April 30, 2025
April 30, 2025
Present
Aaron Goulden, Armstrong Foundjem, Azza Ahmad, Carl Ehrett, Christine Kirkpatrick, Geoffrey Fox, Gregor von Laszewski, Howard Pritchard, Iulia Ibanescu, Javier Toledo, Matt Sinclair, Murali Emani, Nhan Tran, Philip Harris, Piotr Luszczek, Satoshi Iwata, Shirley Moore, Victor Lu, Wenhui Zhang
Tentative Agenda
- Any New Members Introduction
- Additional meeting times. April 22 9 pm April 23 11pm Eastern
- Next Steps in Science LLM Evaluation following TPBench
- White Papers
- Continuing discussion of New Benchmarks and the catalog of Science benchmarks based on https://docs.google.com/spreadsheets/d/1Ysk32dqkgdGfDW0rFaCpc8o1Cp6uhtJqbDFAIlhfb9o/edit?usp=sharing
New Member
- Aaron Goulden is Founder and Technical Director at an AI startup, Delightful Data AI Inc, attended the University of Central Lancashire, is in Manchester Area, United Kingdom.
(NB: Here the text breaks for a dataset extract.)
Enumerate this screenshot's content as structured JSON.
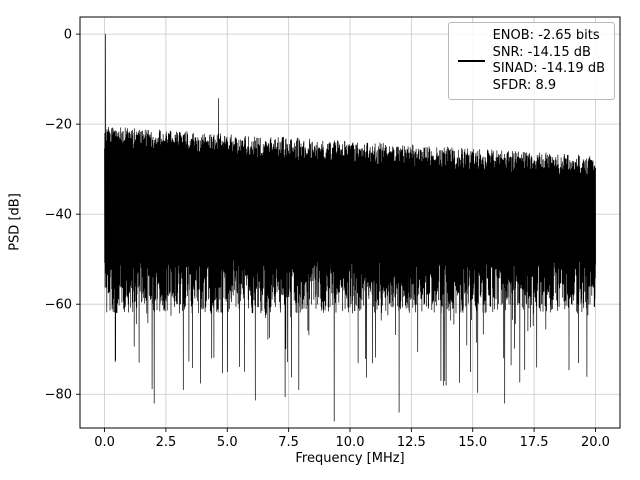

See https://www.linkedin.com/in/aarong11/
Google Meet Notes
- The Google notes are useless as the report says “A summary wasn't produced for this meeting because there wasn't enough conversation in a supported language.” A rather implausible excuse
White Papers
- Gregor arranged to meet Nhan, Armstrong, Victor
- Armstrong will present at our meeting two weeks from now May 14, 2025
- Matt noted that he can work with Nhan, on adding Gregor's suggestion to the MLCarpentry Overleaf -- let me know if you need me
Discussion of Nhan’s Benchmark Analysis
- Nhan presented from MLCommons Benchmarks - Taxonomy - 4/30/25
- Victor noted “modern AI systems fail in four key areas: they lack awareness of the physical world, have limited memory and no continuous recall, are incapable of reasoning, and struggle with complex planning.” Yann LeCun Calls LLMs 'Token Generators' While Llama Hits a Billion Downloads
- Matt suggested that for systems researchers we should work on developing a scheme to take the 100s of ML+Science/Science workloads and characterize them (e.g., compute vs. memory intensity) such that systems researchers wanting to run MLCommons Science workloads can run this representative subset and have confidence their behavior is representative of the larger set of workloads. This will make it more practical for users to pick up these workloads, since running 100s of them is likely not practical.